Phoebe Collings-James is a Jamaican British artist, born in London and living in New York. Her practice is intentionally messy and sprawling, focused on how we live with getting bodied. Her works take form in drawing, video, sculpture, text and music, with a distinctly corporeal approach. She burdens ubiquitous materials with a process of symbolic layering, all in order to explore emotional connections to the politics and erotics of violence, language and fear. Phoebe’s work has been exhibited internationally - exhibitions include Harlem Postcards, Studio Museum Harlem, ATROPHILIA, Company Gallery, New York, Just Enough Violence, Arcadia Missa, London, Choke on your Tongue, Artuner at ICI, London, The Flesh Is All You Have If You Mortify That There Is No Hope For You, Ritter Zamet Gallery, London and Blood on the Leaves Blood on the Roots, Preteen Gallery, Mexico City.

Elijah is an electronic music producer and co-founder of influential grime label Butterz, described by the Guardian as “one of the genre’s smartest operations”. He and the core artists (Flava D, Swindle & Royal-T) on the label he runs with his partner Skilliam have toured globally and have been a fixture across the club and festival circuit since 2010. He held a residency at London’s fabric from 2013-2016, and broadcasted weekly on the then pirate, now community station Rinse FM from 2008-2014. It’s seen him collaborate with all of the top tier artists in Grime such as Skepta, JME, Wiley, Kano and Stormzy. His work spans music programming, journalism, a&r and artist management, and shines a light on the artistic, social and economic challenges and opportunities for emerging artists. His podcast series Rhythm&Cash® explored these issues head on with MCs, Producers and Journalists talking openly about how they make a living. As Associate Artistic Director at Lighthouse, Elijah produces ‘Last Dance’ a series of talks, performances and online publications, that takes the debate on the road and into clubs and galleries in cities across the UK, for a timely and urgent look at the rapidly changing landscape for artists and creative communities.

Raju Rage is an interdisciplinary artist who is proactive about using art, education and activism to forge creative survival. They primarily use their non-conforming body as a vehicle of embodied knowledge; to bridge the gap between dis/connected bodies, theory and practice, text and the body and aesthetics and the political substance. They work in performance, sculpture, soundscapes and moving image, focusing on techniques of resistance and utilising everyday objects and everyday life experiences in communicating narratives around gender, race and culture. They investigate history, memory and trauma, with an emphasis on colonial legacy, its continuation and impact on the body.

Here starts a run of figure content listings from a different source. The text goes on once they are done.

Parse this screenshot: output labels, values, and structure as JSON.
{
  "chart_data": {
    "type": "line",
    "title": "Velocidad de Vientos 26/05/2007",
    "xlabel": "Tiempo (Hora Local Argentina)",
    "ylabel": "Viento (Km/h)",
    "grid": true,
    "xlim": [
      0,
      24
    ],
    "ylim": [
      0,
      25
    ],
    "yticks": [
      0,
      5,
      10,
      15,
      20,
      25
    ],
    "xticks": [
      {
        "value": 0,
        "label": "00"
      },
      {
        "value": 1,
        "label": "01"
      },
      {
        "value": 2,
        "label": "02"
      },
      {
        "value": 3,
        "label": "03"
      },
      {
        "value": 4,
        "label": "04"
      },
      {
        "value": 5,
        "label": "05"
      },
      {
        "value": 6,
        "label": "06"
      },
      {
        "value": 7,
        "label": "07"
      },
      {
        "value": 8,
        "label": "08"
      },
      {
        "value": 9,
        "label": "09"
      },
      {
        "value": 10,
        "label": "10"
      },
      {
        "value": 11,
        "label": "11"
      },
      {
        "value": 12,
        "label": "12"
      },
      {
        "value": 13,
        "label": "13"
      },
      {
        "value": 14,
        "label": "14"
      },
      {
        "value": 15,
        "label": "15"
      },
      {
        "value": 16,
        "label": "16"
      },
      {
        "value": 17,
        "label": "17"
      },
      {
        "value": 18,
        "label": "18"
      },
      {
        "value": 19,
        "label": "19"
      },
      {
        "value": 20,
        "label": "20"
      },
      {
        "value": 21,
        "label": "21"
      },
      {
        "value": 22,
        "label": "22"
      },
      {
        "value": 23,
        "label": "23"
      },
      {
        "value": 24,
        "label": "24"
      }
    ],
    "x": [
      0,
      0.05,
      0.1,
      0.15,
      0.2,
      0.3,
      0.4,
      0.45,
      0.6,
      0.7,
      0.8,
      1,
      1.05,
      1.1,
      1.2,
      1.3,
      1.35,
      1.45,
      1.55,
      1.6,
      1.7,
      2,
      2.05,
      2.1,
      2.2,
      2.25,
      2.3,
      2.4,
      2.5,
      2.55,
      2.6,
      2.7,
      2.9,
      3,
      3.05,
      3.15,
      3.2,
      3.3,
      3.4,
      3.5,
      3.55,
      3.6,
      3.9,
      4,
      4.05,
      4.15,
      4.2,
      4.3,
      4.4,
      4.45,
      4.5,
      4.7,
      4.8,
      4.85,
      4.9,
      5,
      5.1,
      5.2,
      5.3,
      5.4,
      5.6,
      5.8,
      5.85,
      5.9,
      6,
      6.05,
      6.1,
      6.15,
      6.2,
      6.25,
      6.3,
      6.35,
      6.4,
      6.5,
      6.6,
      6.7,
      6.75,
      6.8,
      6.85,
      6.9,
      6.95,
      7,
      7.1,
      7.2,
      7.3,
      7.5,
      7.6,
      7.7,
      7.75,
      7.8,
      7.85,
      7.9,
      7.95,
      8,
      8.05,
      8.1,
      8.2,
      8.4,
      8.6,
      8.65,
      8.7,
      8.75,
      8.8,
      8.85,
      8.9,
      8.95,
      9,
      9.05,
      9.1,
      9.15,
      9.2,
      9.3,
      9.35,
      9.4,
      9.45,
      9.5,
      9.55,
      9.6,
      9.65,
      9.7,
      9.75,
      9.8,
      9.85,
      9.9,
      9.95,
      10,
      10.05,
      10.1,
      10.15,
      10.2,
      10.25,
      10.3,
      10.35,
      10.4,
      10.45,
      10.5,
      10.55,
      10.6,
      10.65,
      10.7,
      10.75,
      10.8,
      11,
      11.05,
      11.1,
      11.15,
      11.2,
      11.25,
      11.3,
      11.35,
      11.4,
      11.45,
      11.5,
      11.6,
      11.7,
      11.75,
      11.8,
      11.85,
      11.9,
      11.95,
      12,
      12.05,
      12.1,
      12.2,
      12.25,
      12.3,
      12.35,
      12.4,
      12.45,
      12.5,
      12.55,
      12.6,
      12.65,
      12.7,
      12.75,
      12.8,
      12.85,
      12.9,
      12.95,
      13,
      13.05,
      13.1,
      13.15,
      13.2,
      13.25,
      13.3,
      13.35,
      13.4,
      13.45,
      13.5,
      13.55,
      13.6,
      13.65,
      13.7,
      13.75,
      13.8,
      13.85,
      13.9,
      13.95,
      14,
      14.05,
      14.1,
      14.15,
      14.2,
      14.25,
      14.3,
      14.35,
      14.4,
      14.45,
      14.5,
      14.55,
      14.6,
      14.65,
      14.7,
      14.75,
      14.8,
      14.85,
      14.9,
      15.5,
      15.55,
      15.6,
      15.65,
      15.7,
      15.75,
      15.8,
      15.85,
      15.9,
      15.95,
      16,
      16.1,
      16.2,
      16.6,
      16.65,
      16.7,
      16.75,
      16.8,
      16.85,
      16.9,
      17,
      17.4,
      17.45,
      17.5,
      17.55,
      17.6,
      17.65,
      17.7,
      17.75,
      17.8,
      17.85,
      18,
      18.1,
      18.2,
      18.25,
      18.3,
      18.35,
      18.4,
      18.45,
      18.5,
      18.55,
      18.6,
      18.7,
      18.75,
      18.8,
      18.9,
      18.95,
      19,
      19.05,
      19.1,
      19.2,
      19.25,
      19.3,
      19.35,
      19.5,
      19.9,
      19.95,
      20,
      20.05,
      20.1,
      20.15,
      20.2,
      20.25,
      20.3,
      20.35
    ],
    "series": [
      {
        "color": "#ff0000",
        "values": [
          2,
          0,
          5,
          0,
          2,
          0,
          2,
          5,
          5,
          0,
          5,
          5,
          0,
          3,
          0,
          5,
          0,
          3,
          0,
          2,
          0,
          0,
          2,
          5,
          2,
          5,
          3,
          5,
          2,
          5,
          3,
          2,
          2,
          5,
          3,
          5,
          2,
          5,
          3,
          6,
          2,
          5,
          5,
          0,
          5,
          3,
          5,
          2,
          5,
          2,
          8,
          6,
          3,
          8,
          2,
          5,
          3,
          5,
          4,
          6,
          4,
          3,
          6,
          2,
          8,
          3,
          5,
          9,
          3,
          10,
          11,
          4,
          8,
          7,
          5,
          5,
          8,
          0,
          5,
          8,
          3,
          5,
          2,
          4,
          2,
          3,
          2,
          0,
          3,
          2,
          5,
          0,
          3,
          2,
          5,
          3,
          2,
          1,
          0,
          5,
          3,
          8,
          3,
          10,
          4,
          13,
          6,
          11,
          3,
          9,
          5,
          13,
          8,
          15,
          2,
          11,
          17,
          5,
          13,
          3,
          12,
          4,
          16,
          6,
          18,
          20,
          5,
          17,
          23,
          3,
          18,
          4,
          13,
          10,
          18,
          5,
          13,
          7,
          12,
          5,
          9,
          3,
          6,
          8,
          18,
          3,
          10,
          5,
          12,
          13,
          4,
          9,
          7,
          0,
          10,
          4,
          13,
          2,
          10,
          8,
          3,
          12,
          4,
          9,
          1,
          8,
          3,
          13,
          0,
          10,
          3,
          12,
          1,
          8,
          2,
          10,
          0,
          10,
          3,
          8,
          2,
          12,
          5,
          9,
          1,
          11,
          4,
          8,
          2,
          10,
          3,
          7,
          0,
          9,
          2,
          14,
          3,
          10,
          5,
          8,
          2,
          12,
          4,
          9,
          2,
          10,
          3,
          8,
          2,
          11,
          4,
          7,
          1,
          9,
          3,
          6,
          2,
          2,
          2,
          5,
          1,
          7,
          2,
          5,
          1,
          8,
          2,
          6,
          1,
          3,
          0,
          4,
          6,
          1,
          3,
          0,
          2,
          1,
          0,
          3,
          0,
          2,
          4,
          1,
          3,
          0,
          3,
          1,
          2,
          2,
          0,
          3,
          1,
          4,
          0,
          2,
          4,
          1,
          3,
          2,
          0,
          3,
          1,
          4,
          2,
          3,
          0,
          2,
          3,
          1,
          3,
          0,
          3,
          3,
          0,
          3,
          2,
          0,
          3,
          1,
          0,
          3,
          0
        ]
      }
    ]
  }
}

Raju Rage is based in London and has recently shown work visibility vs opacity at Dirty Politics Filthy Mouth, Framer Framed Amsterdam and Edinburgh's Artist Moving Image Festival, published in 'Decolonising Sexualties: Transnational Perspectives, Critical Interventions and presented at ‘Sediments and Arrhythmias: race, sense and sensation' at UCL on the body and the un/archive.

Trishna Shah aka Trishna I has been a roots reggae DJ and singer for over 15 years, building connections in the UK roots reggae soundsystem scene. She co-founded Uprizing - a Cambridge based promotions company who have organised events throughout the UK. She is a writer and contributor to Galdem magazine, and is part of Off Road Circus - an organisation that combines circus and social activism.